My own dearest Children,

     Lately I have been thinking of when we are with the Lord, and all tears are wiped away.  And the wonderful gift it is to know that He has offered us free and full forgiveness of sins through Jesus Christ.   That is what I long for you to really know about our God.  Along with that new heart and life, he gives us courage to own up to things we would rather not.  Like me writing these letters publicly.  I hate it.  All I want is to be able to write you and speak to you as we always have, not through the filter of the pastors at Calvary telling you what they want you to know.
     I was very naïve.  Because of the endorsement of good men I respected here in NY, I never checked into the character and background of the pastors down there.  Now the men here in NY are so very sorry that they ever took me to Calvary Temple in VA.  And I am so very sorry that due to my influence our sweet Candace, Joelle, and Chris are entangled in the church there, along with you.  Many folks here have told me that due to my good reputation, they silenced their own doubts and trusted I was correct.
      I was not correct.  I blindly believed these were men of integrity.  They are not.  I recall when you, Sarah, told me that Candace was about to be marked and put out.  I had just been brought home from being put away 93 days and told to be quiet by Pastor Ron, but I asked you in surprise WHY?  Because she has been so emotional.  But what about her new baby?  Oh, Joey decided to give her another chance.  I was so scared. Because it was not right.  But if I spoke up, would I lose my own babies again?
      Dad told me last night, that Pastor Ron never told him about all the messages I sent.  Pastor Ron called randomly, every 10 days or so.  To see how I was doing spiritually.  If I was ready to be brought home.  One day he told me that they were ready to bring me home, but Tom had had a dream that I came home and was not changed.  So in light of that, although not prone to rely on dreams, they were going to keep me out a little bit longer.  I cried.

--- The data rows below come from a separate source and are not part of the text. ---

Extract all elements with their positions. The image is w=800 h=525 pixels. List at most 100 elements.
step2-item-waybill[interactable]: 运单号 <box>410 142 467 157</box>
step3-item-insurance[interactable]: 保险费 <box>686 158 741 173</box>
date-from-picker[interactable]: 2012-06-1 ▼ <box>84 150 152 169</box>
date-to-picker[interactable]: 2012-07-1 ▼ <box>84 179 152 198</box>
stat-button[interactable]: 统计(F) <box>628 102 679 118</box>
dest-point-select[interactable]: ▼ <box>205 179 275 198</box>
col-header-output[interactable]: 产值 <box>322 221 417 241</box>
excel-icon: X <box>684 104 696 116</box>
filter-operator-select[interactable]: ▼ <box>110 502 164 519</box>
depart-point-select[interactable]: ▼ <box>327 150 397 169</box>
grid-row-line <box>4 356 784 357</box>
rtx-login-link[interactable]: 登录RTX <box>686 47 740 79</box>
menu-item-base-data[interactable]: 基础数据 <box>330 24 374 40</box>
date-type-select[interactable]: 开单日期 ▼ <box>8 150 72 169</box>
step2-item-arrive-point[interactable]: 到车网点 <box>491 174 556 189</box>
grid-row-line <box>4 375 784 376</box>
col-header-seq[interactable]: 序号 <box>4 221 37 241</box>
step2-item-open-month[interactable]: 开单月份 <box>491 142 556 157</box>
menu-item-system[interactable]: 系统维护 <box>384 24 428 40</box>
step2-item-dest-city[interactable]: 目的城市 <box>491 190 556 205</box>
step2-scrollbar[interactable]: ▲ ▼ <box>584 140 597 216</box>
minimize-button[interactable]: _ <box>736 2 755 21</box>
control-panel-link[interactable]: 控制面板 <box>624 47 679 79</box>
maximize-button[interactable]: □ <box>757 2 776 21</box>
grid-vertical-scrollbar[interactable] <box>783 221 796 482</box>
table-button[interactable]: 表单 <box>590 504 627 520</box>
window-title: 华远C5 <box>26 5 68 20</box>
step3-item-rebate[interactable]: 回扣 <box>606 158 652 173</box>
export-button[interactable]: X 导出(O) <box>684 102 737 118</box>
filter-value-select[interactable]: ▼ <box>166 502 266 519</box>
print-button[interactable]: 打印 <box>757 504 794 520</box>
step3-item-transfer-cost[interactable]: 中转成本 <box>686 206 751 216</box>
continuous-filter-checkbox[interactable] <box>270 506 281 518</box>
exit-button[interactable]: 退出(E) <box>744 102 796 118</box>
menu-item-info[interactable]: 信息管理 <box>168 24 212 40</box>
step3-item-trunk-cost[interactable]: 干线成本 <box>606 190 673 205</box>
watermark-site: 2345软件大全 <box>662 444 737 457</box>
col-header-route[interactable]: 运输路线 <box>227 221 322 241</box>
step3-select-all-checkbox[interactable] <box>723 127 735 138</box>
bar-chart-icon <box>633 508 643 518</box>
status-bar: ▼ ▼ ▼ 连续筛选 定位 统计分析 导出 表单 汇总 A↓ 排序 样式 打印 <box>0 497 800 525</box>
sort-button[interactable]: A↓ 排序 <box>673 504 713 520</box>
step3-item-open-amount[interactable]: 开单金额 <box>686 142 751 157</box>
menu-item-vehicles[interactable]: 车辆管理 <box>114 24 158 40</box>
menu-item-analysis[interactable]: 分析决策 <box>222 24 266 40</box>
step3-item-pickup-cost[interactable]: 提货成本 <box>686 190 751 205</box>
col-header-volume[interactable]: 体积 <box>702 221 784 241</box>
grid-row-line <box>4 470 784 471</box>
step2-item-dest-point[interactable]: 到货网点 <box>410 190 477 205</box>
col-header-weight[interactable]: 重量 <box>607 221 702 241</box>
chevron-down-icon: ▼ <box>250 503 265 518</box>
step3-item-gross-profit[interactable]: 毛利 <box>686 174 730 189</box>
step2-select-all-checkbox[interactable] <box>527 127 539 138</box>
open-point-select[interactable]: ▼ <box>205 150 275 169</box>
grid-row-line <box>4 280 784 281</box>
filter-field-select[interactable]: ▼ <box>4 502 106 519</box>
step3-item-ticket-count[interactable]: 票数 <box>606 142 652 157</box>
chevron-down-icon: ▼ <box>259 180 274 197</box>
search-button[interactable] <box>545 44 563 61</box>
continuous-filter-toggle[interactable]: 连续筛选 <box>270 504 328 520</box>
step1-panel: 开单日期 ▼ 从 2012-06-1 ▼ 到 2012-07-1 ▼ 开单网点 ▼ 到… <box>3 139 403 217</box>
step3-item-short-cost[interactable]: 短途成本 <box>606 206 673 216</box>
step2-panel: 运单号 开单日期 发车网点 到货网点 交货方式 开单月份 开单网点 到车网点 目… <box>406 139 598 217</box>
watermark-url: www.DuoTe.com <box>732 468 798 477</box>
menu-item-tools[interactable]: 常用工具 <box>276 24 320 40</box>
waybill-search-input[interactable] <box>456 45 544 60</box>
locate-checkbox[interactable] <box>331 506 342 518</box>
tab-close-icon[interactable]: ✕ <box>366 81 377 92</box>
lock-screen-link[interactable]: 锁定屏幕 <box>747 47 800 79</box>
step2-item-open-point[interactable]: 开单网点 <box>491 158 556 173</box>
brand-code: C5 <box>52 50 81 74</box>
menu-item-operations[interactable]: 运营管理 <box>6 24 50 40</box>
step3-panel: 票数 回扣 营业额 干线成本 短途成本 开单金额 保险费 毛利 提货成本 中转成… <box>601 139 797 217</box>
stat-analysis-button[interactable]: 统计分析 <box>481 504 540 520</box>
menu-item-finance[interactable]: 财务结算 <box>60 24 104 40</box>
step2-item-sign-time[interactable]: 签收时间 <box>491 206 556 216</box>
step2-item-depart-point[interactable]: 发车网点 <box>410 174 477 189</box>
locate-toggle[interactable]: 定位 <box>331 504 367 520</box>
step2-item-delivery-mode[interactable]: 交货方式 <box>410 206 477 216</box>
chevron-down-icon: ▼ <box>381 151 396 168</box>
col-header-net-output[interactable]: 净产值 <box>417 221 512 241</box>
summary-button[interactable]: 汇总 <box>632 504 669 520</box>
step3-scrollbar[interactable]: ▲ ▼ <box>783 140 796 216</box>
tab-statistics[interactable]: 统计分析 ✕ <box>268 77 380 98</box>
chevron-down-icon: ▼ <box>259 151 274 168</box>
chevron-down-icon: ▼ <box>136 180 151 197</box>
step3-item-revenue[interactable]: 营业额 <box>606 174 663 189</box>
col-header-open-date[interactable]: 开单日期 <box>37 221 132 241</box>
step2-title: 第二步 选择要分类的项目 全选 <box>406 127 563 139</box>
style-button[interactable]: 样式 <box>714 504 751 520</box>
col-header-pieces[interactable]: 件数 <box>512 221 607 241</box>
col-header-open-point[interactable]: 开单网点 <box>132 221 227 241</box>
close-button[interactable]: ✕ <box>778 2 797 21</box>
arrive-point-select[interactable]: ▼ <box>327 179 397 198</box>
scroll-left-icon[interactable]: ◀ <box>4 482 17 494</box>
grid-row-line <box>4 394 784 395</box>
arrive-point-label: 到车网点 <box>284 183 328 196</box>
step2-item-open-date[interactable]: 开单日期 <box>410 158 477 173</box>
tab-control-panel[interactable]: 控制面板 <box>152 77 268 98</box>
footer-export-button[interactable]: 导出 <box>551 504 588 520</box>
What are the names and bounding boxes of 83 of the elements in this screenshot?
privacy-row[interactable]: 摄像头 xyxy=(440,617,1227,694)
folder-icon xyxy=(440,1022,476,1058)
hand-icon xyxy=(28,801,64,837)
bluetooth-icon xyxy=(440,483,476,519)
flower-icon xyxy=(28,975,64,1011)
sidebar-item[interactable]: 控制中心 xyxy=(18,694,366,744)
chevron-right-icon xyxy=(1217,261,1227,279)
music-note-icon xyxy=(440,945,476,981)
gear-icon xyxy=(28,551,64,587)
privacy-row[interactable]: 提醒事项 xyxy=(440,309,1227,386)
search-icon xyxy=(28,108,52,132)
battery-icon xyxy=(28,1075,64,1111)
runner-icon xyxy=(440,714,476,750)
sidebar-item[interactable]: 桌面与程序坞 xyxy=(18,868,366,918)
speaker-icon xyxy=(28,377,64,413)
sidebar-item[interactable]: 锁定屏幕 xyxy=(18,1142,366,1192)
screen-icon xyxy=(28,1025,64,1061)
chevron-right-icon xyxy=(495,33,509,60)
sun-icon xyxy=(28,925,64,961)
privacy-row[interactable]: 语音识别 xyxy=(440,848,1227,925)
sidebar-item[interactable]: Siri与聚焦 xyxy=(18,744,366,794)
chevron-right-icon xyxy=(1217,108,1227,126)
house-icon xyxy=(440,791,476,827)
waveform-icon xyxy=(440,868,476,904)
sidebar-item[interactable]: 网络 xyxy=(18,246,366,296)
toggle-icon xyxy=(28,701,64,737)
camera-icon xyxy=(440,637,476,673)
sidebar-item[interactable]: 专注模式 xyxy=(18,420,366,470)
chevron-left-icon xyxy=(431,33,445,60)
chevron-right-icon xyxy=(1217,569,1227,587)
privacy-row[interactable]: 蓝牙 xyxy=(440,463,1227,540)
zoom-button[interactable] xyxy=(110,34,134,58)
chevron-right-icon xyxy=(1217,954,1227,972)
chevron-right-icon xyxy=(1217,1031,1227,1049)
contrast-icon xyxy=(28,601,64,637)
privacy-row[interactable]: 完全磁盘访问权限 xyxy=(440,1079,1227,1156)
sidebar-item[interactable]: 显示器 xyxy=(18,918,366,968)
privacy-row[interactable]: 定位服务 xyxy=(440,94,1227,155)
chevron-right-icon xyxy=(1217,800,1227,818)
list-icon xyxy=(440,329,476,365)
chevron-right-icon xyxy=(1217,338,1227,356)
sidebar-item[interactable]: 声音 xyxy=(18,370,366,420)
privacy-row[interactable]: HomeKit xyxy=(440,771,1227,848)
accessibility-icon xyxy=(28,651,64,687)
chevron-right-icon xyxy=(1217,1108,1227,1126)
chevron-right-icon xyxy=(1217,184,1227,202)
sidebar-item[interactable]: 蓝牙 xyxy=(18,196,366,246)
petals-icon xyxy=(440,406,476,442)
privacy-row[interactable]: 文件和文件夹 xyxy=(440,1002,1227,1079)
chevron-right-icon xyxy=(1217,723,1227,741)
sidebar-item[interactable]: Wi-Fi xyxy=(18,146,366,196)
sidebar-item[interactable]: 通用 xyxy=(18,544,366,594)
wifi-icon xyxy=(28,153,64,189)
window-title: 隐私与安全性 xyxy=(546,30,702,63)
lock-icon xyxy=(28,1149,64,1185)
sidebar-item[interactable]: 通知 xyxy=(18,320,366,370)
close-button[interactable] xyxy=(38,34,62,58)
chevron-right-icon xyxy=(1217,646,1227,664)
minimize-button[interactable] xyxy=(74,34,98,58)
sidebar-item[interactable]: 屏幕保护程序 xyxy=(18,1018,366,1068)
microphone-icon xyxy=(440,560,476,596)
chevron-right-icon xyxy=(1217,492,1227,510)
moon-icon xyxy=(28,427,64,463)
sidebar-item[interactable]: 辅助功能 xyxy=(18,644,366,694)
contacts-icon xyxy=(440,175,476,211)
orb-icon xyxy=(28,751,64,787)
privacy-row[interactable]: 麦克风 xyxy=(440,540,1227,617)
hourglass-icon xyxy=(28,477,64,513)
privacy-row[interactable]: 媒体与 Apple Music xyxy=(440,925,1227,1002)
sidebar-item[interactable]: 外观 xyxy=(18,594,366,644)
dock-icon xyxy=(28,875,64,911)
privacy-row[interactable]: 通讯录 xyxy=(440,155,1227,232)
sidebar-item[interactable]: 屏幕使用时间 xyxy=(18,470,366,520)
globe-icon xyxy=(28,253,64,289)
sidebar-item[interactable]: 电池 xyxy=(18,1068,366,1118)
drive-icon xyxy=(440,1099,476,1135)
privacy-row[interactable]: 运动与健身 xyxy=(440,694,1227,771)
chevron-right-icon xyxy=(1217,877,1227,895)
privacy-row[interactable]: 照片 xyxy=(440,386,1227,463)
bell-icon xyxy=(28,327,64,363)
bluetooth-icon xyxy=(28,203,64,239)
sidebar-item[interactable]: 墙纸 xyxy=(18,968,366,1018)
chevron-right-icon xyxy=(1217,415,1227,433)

     I still cry.  Because maybe if I had not obeyed Dad, Pastor Ron and Pastor Scott, I would have been able to get you all out right away.  But I was so terrified that maybe they were right, maybe I was not pleasing to God. Maybe he was chastening me that way because that's what it would take to make me holy.
     How did I get so far away from the simple Gospel presented by Jesus, I AM the way and the truth and the life, and no man comes unto the Father but by Me......Jesus is the only one holy, and if I believe in Him, he forgives all my sins, and I stand complete in Him.....alone.